Moteros sin prisa en la carretera

TEXTO Beatriz Antón FOTO José Pardo

FERROL

Lolo Prego se enamoró de las motos a los 14 años y con el tiempo contagió su pasión a su mujer y a su hijo; cuando las conducen, cuentan, se sienten libres como los pájaros

16 ago 2009 . Actualizado a las 02:00 h.

El estereotipo dice que un motero es un tipo duro, enfundado en cuero y con carácter alborotador: como el personaje que interpretaba Marlon Brando en la mítica película de Laszlo Benedek Salvaje ( The wild one ). El estereotipo es solo eso, una imagen aceptada por la mayoría y que en muchas ocasiones no encaja con la realidad.

No hay más que hablar con Lolo Prego, con Esther Ramón, su mujer; y con Antonio, el hijo de ambos; para darse cuenta de que el mundo motero es otra cosa. Los tres disfrutan como niños a lomos de sus máquinas de dos ruedas, pero ninguno de ellos alardea del espíritu salvaje de Brando en el celuloide.

«A mí me apasiona la moto porque te hace sentir libre, pero no me gusta correr: no voy en moto para comer carretera, ni tampoco para ver solo rayas y asfalto.
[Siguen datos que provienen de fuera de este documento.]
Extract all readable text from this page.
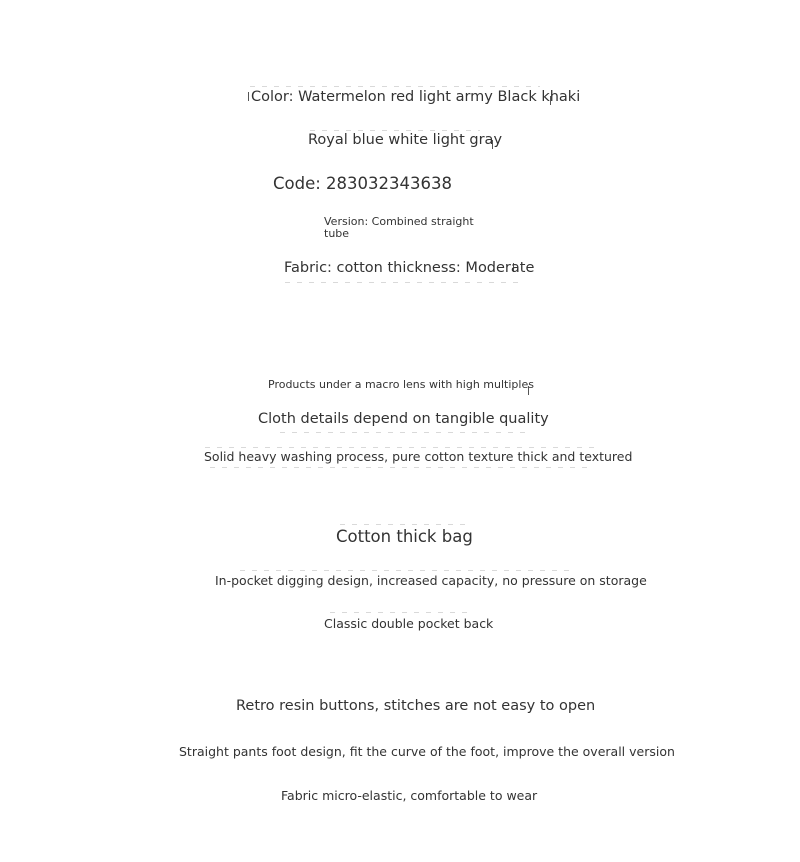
Color: Watermelon red light army Black khaki
Royal blue white light gray
Code: 283032343638
Version: Combined straight
tube
Fabric: cotton thickness: Moderate
Products under a macro lens with high multiples
Cloth details depend on tangible quality
Solid heavy washing process, pure cotton texture thick and textured
Cotton thick bag
In-pocket digging design, increased capacity, no pressure on storage
Classic double pocket back
Retro resin buttons, stitches are not easy to open
Straight pants foot design, fit the curve of the foot, improve the overall version
Fabric micro-elastic, comfortable to wear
Yo prefiero ir sin prisas, a mi ritmo, y disfrutar bien del paisaje», explica el cabeza de familia.

Lolo cuenta que su pasión por las motos le viene de la adolescencia. Cuando tenía 14 años, su hermano se compró una Puch de 49 centímetros cúbicos y a él le gustó tanto que cuando ganó su primer sueldo lo quiso invertir en una moto. «Era una Rieju de 49 centímetros cúbicos con la que me iba a trabajar y a pasarlo bien», recuerda.

Después, ya casado, tuvo un scooter y, tras venderlo, adquirió una Yamaha Special con la que hizo algún que otro viaje con su mujer. Pero a la pobre máquina, cuenta, «se la comían los coches en la carretera», por lo que Lolo decidió comprar «una moto de verdad» y fue así como se hizo con la Onda Magna de 750 centímetros que usa a día de hoy.

Por aquel entonces, Esther todavía no había quedado atrapada por poder hipnotizador del mundo motero. Pero no tardó en caer. Cuando su hijo Antonio cumplió 16 años, ella y su marido le regalaron una moto Daelim -«aunque yo al principio no quería, porque me daba mucho miedo», recuerda ahora echando la vista atrás- y ella decidió probarla, «solo por curiosidad». La intentona fue un desastre, porque nada más subirse a ella, Esther le rompió un espejo. Pero el gusanillo ya estaba ahí metido, y poco después, con 40 años, se sacó el carné.

Ahora conduce una Suzuki Intruder totalmente customizada para ella por su marido -tanto que se parece más a una Indian que a la moto que en realidad es- y asegura que le da la felicidad. «Yo podría ir al trabajo caminando, porque vivo cerca, pero prefiero ir en moto, porque, aunque solo sean tres minutos, esos tres minutos son una ilusión», explica risueña.

Y Antonio, el tercer mosquetero en esta historia, no es menos apasionado. Su padre cuenta que con 12 años se podía pasar horas encima de la moto que tenía aparcada en el garaje. Y ahora, con 22, ha puesto todas sus ilusiones y esperanzas en Fantansy Bike , un taller de transformación de motos con el que espera ganarse el pan.